Le metteur en scène et actuel directeur du TNB Arthur Nauzyciel remonte, cinq ans après sa création, la pièce Splendid’s sur la plateforme de visioconférence Zoom et veut ainsi faire résonner le sens du texte de Genet avec l’oppressante actualité du confinement.
Seule proposition artistique rescapée du festival annuel du Théâtre national de Bretagne où les vingt-cinq spectacles programmés ont été annulés, Splendid’s se donne trois soirs de suite en direct sur le web et inaugure une forme expérimentale absolument novatrice et pertinente pour les temps actuels.
Par fidélité, amitié, et aussi sans doute pour conjurer l’état de sinistrose que vit en ce moment le monde culturel aux États-Unis et la déshérence des artistes se retrouvant depuis mars sans travail ni indemnité? Arthur Nauzyciel réunit à nouveau sa troupe de comédiens américains qui sont aussi des compagnons de longue route. Temps de pandémie oblige, c’est à distance que les interprètes interviennent depuis Rennes, Paris, New York, Boston, Los Angeles.
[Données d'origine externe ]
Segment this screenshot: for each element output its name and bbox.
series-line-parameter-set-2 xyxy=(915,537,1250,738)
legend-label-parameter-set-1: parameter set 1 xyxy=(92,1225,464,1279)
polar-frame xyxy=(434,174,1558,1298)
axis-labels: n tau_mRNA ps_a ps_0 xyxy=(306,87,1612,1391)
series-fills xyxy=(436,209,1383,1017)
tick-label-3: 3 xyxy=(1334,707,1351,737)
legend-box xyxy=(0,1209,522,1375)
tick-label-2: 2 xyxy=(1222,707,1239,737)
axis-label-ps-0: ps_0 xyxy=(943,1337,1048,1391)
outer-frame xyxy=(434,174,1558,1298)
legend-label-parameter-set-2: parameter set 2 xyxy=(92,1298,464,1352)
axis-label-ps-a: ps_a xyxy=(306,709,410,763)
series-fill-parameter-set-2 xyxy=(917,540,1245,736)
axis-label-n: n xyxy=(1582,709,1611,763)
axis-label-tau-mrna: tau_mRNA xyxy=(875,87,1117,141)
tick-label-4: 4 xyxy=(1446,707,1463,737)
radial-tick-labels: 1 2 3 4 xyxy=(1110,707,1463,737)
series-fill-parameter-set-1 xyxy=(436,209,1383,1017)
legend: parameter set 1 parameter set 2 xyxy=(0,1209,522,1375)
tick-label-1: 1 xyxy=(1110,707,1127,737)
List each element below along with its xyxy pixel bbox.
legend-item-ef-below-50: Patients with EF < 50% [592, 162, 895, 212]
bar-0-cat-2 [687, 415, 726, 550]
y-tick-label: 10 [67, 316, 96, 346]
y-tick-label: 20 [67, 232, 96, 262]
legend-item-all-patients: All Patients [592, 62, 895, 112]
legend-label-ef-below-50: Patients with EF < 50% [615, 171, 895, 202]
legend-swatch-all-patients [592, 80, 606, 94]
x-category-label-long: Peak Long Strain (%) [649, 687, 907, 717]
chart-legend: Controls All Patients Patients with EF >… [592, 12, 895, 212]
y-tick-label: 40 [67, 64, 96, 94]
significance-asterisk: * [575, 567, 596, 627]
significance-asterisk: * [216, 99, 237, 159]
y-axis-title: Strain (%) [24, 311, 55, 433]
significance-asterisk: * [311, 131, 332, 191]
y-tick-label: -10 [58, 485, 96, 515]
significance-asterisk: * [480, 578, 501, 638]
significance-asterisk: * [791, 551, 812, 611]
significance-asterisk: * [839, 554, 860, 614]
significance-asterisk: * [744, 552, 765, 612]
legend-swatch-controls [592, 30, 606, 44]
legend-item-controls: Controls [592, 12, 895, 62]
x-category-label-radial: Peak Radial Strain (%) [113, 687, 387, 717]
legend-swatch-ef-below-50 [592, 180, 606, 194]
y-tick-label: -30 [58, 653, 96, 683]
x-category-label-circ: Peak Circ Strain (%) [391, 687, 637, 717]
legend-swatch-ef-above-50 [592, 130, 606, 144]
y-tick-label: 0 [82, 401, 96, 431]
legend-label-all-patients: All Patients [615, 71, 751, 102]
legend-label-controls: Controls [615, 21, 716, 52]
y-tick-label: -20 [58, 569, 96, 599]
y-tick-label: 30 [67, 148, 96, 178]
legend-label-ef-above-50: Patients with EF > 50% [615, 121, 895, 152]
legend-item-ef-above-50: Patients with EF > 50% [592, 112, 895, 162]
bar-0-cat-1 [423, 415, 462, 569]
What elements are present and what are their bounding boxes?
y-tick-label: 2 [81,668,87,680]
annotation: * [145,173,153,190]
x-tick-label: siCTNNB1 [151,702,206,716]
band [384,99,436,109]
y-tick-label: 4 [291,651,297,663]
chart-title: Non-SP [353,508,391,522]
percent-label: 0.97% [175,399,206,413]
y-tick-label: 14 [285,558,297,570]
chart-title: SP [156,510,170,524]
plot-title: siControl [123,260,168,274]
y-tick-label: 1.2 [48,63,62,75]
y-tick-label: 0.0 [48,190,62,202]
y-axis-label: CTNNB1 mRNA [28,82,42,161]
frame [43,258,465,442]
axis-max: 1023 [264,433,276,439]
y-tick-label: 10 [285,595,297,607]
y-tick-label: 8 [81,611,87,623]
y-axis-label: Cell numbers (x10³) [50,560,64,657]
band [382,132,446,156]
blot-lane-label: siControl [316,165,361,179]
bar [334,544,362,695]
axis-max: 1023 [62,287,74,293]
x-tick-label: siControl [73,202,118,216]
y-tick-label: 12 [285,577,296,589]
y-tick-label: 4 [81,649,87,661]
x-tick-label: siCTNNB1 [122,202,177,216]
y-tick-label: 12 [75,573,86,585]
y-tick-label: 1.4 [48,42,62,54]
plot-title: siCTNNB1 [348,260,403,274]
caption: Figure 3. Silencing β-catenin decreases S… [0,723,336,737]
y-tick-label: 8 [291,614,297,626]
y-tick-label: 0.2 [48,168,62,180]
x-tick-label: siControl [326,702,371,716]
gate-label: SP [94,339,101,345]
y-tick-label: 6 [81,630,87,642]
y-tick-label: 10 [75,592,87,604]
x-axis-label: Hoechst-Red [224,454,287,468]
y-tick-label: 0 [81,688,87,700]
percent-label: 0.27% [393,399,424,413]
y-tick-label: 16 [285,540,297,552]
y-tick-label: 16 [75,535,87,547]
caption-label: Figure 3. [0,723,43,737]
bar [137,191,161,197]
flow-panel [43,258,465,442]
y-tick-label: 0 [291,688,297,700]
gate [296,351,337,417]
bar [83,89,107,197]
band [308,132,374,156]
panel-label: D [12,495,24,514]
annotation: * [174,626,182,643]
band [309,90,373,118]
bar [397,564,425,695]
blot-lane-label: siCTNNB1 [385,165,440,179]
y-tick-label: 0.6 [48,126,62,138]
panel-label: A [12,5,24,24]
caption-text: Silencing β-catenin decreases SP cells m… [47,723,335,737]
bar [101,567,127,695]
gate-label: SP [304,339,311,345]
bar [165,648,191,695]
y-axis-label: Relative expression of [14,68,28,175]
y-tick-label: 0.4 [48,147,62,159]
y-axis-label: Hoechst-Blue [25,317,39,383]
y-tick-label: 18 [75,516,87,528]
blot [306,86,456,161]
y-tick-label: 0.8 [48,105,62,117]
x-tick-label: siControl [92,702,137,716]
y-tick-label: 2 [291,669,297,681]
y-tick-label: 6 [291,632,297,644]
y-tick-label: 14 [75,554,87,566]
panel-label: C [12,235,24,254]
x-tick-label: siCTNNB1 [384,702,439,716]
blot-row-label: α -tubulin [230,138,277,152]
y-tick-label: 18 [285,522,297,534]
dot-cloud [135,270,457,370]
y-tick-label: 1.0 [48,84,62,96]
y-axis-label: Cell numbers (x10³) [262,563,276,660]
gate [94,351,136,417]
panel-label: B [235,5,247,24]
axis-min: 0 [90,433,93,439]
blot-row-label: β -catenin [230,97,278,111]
Filmés par webcam, ils apparaissent à l’écran dans la mosaïque de petites fenêtres qui constituent le désormais célèbre support de communication en ligne.
Autant de virtualité n’empêche la représentation donnée en direct de revêtir une dimension éminemment sensuelle, charnelle, organique, et de mettre en valeur l’éloquence expressive des corps virils, musclés, tatoués, l’intensité d’un jeu frontal, incisif, très incarné bien que nécessairement déréalisé. L’usage de la vidéo comme le minutieux travail effectué sur l’image et le cadrage permet de restituer l’intimité feutrée et le caractère voyeur de la pièce de Genet. Se sonde dans une proximité étonnante des corps et des visages toute l’ambiguïté de personnages retranchés à huis clos, subversifs mais désabusés, confrontés au temps, à la surveillance, au doute, au danger, à la mort prochaine tandis que s’exacerbent leur besoin de rêverie, leur force comme leur extrême vulnérabilité.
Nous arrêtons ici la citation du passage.